Based on such transformed data, you can start to train the network in order to obtain a model by which the application will recognize the class of the road sign in the image. Training the model in the ImageAI library is very simple, because just a few lines of code, the network implemented in this library began to learn and generate models used for character recognition. The code below is used to configure the learning process.

from imageai.Prediction.Custom import ModelTraining
    
    model_trainer = ModelTraining()
    model_trainer.setModelTypeAsInceptionV3()
    
    model_trainer.setDataDirectory(
        r"C:\\Users\\makis\Desktop\znaki_drogowe")

    model_trainer.trainModel(num_objects=12,num_experiments=60,
           enhance_data=False, batch_size=4, show_network_summary=False)

At the beginning, the necessary module from the ImageAI library is imported. Next, an object is created to which the ModelTraining instance is assigned and the type of network is set. An absolute path is also given to the folder in which the training and test data are located, as well as a folder with the models generated during learning. At the end, we define the learning parameters in the function model_trainer.trainModel, where we set the number of classes to be recognized by the model, the number of epochs and the size of the data.

Before you run the above code, you need to know that the learning network needs a lot of computing power. Currently available mid-priced home computers are able to provide such computing power, but only if we transfer the learning process from the default CPU to the GPU. The process of transferring calculations requires a properly compiled TensorFlow library, which is able to use the powerful resources of graphics cards, relieving weaker processors that have a different task in the learning process - they need to properly manage the resources of the GPU. This approach to the learning process provides acceleration of up to 500% relative to the learning process without using a graphics card. This acceleration allows us to achieve satisfactory results earlier, and also saves electricity and equipment that can run shorter.

Tests

The tests were carried out on a PC with a GTX 970 graphics card, with limited use of VRAM up to 2457MB.
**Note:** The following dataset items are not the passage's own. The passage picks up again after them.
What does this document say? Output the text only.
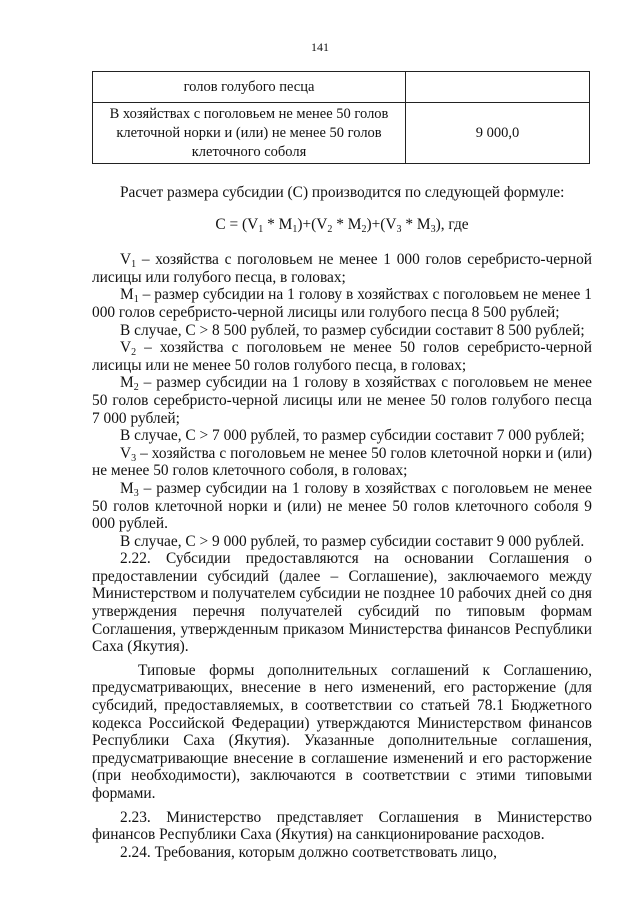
141
голов голубого песца	
В хозяйствах с поголовьем не менее 50 голов клеточной норки и (или) не менее 50 голов клеточного соболя	9 000,0

Расчет размера субсидии (С) производится по следующей формуле:

$С = (V_1 * M_1)+(V_2 * M_2)+(V_3 * M_3)$, где

$V_1$ – хозяйства с поголовьем не менее 1 000 голов серебристо-черной лисицы или голубого песца, в головах;

$M_1$ – размер субсидии на 1 голову в хозяйствах с поголовьем не менее 1 000 голов серебристо-черной лисицы или голубого песца 8 500 рублей;

В случае, С > 8 500 рублей, то размер субсидии составит 8 500 рублей;

$V_2$ – хозяйства с поголовьем не менее 50 голов серебристо-черной лисицы или не менее 50 голов голубого песца, в головах;

$M_2$ – размер субсидии на 1 голову в хозяйствах с поголовьем не менее 50 голов серебристо-черной лисицы или не менее 50 голов голубого песца 7 000 рублей;

В случае, С > 7 000 рублей, то размер субсидии составит 7 000 рублей;

$V_3$ – хозяйства с поголовьем не менее 50 голов клеточной норки и (или) не менее 50 голов клеточного соболя, в головах;

$M_3$ – размер субсидии на 1 голову в хозяйствах с поголовьем не менее 50 голов клеточной норки и (или) не менее 50 голов клеточного соболя 9 000 рублей.

В случае, С > 9 000 рублей, то размер субсидии составит 9 000 рублей.

2.22. Субсидии предоставляются на основании Соглашения о предоставлении субсидий (далее – Соглашение), заключаемого между Министерством и получателем субсидии не позднее 10 рабочих дней со дня утверждения перечня получателей субсидий по типовым формам Соглашения, утвержденным приказом Министерства финансов Республики Саха (Якутия).

Типовые формы дополнительных соглашений к Соглашению, предусматривающих, внесение в него изменений, его расторжение (для субсидий, предоставляемых, в соответствии со статьей 78.1 Бюджетного кодекса Российской Федерации) утверждаются Министерством финансов Республики Саха (Якутия). Указанные дополнительные соглашения, предусматривающие внесение в соглашение изменений и его расторжение (при необходимости), заключаются в соответствии с этими типовыми формами.

2.23. Министерство представляет Соглашения в Министерство финансов Республики Саха (Якутия) на санкционирование расходов.

2.24. Требования, которым должно соответствовать лицо,
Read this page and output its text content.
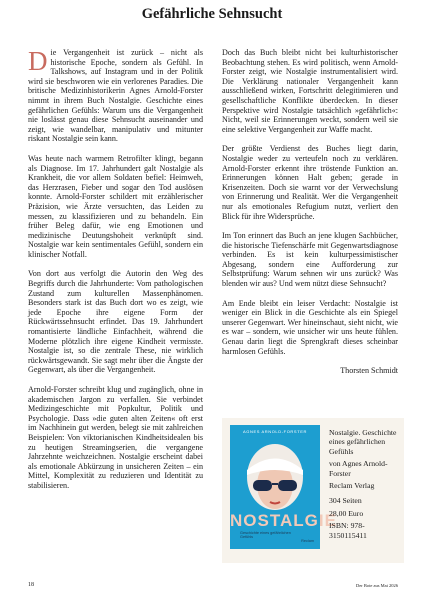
Gefährliche Sehnsucht

Die Vergangenheit ist zurück – nicht als historische Epoche, sondern als Gefühl. In Talkshows, auf Instagram und in der Politik wird sie beschworen wie ein verlorenes Paradies. Die britische Medizinhistorikerin Agnes Arnold-Forster nimmt in ihrem Buch Nostalgie. Geschichte eines gefährlichen Gefühls: Warum uns die Vergangenheit nie loslässt genau diese Sehnsucht auseinander und zeigt, wie wandelbar, manipulativ und mitunter riskant Nostalgie sein kann.

Was heute nach warmem Retrofilter klingt, begann als Diagnose. Im 17. Jahrhundert galt Nostalgie als Krankheit, die vor allem Soldaten befiel: Heimweh, das Herzrasen, Fieber und sogar den Tod auslösen konnte. Arnold-Forster schildert mit erzählerischer Präzision, wie Ärzte versuchten, das Leiden zu messen, zu klassifizieren und zu behandeln. Ein früher Beleg dafür, wie eng Emotionen und medizinische Deutungshoheit verknüpft sind. Nostalgie war kein sentimentales Gefühl, sondern ein klinischer Notfall.

Von dort aus verfolgt die Autorin den Weg des Begriffs durch die Jahrhunderte: Vom pathologischen Zustand zum kulturellen Massenphänomen. Besonders stark ist das Buch dort wo es zeigt, wie jede Epoche ihre eigene Form der Rückwärtssehnsucht erfindet. Das 19. Jahrhundert romantisierte ländliche Einfachheit, während die Moderne plötzlich ihre eigene Kindheit vermisste. Nostalgie ist, so die zentrale These, nie wirklich rückwärtsgewandt. Sie sagt mehr über die Ängste der Gegenwart, als über die Vergangenheit.

Arnold-Forster schreibt klug und zugänglich, ohne in akademischen Jargon zu verfallen. Sie verbindet Medizingeschichte mit Popkultur, Politik und Psychologie. Dass »die guten alten Zeiten« oft erst im Nachhinein gut werden, belegt sie mit zahlreichen Beispielen: Von viktorianischen Kindheitsidealen bis zu heutigen Streamingserien, die vergangene Jahrzehnte weichzeichnen. Nostalgie erscheint dabei als emotionale Abkürzung in unsicheren Zeiten – ein Mittel, Komplexität zu reduzieren und Identität zu stabilisieren.

Doch das Buch bleibt nicht bei kulturhistorischer Beobachtung stehen. Es wird politisch, wenn Arnold-Forster zeigt, wie Nostalgie instrumentalisiert wird. Die Verklärung nationaler Vergangenheit kann ausschließend wirken, Fortschritt delegitimieren und gesellschaftliche Konflikte überdecken. In dieser Perspektive wird Nostalgie tatsächlich »gefährlich«: Nicht, weil sie Erinnerungen weckt, sondern weil sie eine selektive Vergangenheit zur Waffe macht.

Der größte Verdienst des Buches liegt darin, Nostalgie weder zu verteufeln noch zu verklären. Arnold-Forster erkennt ihre tröstende Funktion an. Erinnerungen können Halt geben; gerade in Krisenzeiten. Doch sie warnt vor der Verwechslung von Erinnerung und Realität. Wer die Vergangenheit nur als emotionales Refugium nutzt, verliert den Blick für ihre Widersprüche.

Im Ton erinnert das Buch an jene klugen Sachbücher, die historische Tiefenschärfe mit Gegenwartsdiagnose verbinden. Es ist kein kulturpessimistischer Abgesang, sondern eine Aufforderung zur Selbstprüfung: Warum sehnen wir uns zurück? Was blenden wir aus? Und wem nützt diese Sehnsucht?

Am Ende bleibt ein leiser Verdacht: Nostalgie ist weniger ein Blick in die Geschichte als ein Spiegel unserer Gegenwart. Wer hineinschaut, sieht nicht, wie es war – sondern, wie unsicher wir uns heute fühlen. Genau darin liegt die Sprengkraft dieses scheinbar harmlosen Gefühls.

Thorsten Schmidt

AGNES ARNOLD-FORSTER
NOSTALGIE
Geschichte eines gefährlichen Gefühls
Reclam
Nostalgie. Geschichte eines gefährlichen Gefühls
von Agnes Arnold-Forster
Reclam Verlag
304 Seiten
28,00 Euro
ISBN: 978-3150115411
18	Der Bote aus Mai 2026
RestNet InceptionV3 DenseNet
The number of layers 50 189 121
The average calculation time of one epoch 541 s 688 s 600 s
The number of parameters 25 mln 23 mln 15,3 mln

The most effective model for use in image prediction proved to be the DenseNet model, slightly less effective, but still predicting the correct model is RestNet, and somewhat less sure of its prediction turned out to be the model generated by the InceptionV3 type network.